Erhard besaß durch seine bürgerliche Herkunft aus einer Kaufmannsfamilie, durch seine wissenschaftliche Arbeit
und seine Erfahrungen ein freiheitliches Welt- und Menschenbild. Er glaubte, dass sich Politik ohne
wissenschaftliche Fundierung in ziellosem Pragmatismus erschöpfen würde. Er wusste natürlich um den
Unterschied zwischen Ideal und Wirklichkeit. Er hielt auch öffentliche Akzeptanz für wichtig, wollte sich aber nicht
wie die heutige Politik von Meinungsumfragen leiten lassen.
Auf diese Weise wurde seine Wirtschaftspolitik zum Erfolg und schuf die Grundlage für den Wiederaufstieg
Deutschlands nach dem Krieg. Sie wurde zum Gründungsmythos der Bundesrepublik und wird in vielen Ländern
nach wie vor als Vorbild gesehen. Es ist tragisch, dass es Erhard später nicht mehr gelang, die Soziale
Marktwirtschaft dem weltwirtschaftlichen und gesellschaftlichen Wandel anzupassen. Erhard unterschätzte den
Hang der Deutschen zum Kollektivismus. Er war erfolgreich, solange die Wirtschaft gut lief. Als Bundeskanzler
scheiterte er schließlich an einer schwächelnden Konjunktur, an seinem mangelnden Machtwillen und am
fehlenden Rückhalt seiner Partei.
An fehlendem Machtwillen wird Angela Merkel nicht scheitern. Auch an ihrem vom Zufall des Augenblicks
geprägten pragmatischen Handeln wird sich keine Kritik entzünden, solange sie international als „unverzichtbar“
gilt und innenpolitisch alternativlos erscheint. Auf europäischer Ebene ist in Deutschland immer noch am ehesten
etwas ökonomische Vernunft zu spüren.
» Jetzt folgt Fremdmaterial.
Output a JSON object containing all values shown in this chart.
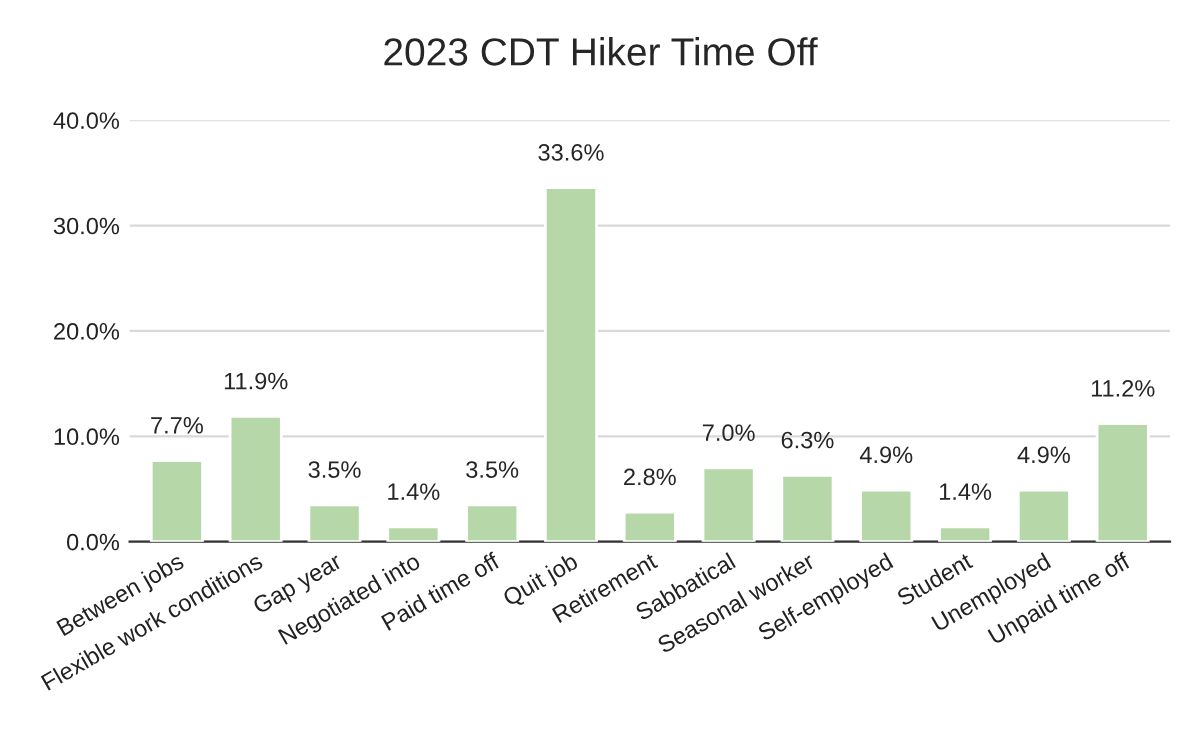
{
  "chart_data": {
    "type": "bar",
    "title": "2023 CDT Hiker Time Off",
    "categories": [
      "Between jobs",
      "Flexible work conditions",
      "Gap year",
      "Negotiated into",
      "Paid time off",
      "Quit job",
      "Retirement",
      "Sabbatical",
      "Seasonal worker",
      "Self-employed",
      "Student",
      "Unemployed",
      "Unpaid time off"
    ],
    "values": [
      7.7,
      11.9,
      3.5,
      1.4,
      3.5,
      33.6,
      2.8,
      7.0,
      6.3,
      4.9,
      1.4,
      4.9,
      11.2
    ],
    "value_labels": [
      "7.7%",
      "11.9%",
      "3.5%",
      "1.4%",
      "3.5%",
      "33.6%",
      "2.8%",
      "7.0%",
      "6.3%",
      "4.9%",
      "1.4%",
      "4.9%",
      "11.2%"
    ],
    "color": "#b6d7a8",
    "ylim": [
      0,
      40
    ],
    "yticks": [
      {
        "value": 0,
        "label": "0.0%"
      },
      {
        "value": 10,
        "label": "10.0%"
      },
      {
        "value": 20,
        "label": "20.0%"
      },
      {
        "value": 30,
        "label": "30.0%"
      },
      {
        "value": 40,
        "label": "40.0%"
      }
    ],
    "grid": "y"
  }
}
Was aber ist, wenn die Konjunktur nicht mehr so gut läuft und die
Arbeitslosigkeit wieder steigt? Was ist, wenn die Spannungen in der EU weiter zunehmen? Wie steht es mit dem
Rückhalt in der eigenen Partei und in der Koalition im Wahljahr? Merkels Vision weit in die Zukunft könnte dann
schnell als trügerisches Wunschbild erscheinen.
Dieser Artikel ist erstmals am 14. Januar 2016 in der Frankfurter Allgemeinen Zeitung (Nr. 11, Seite 17) erschienen.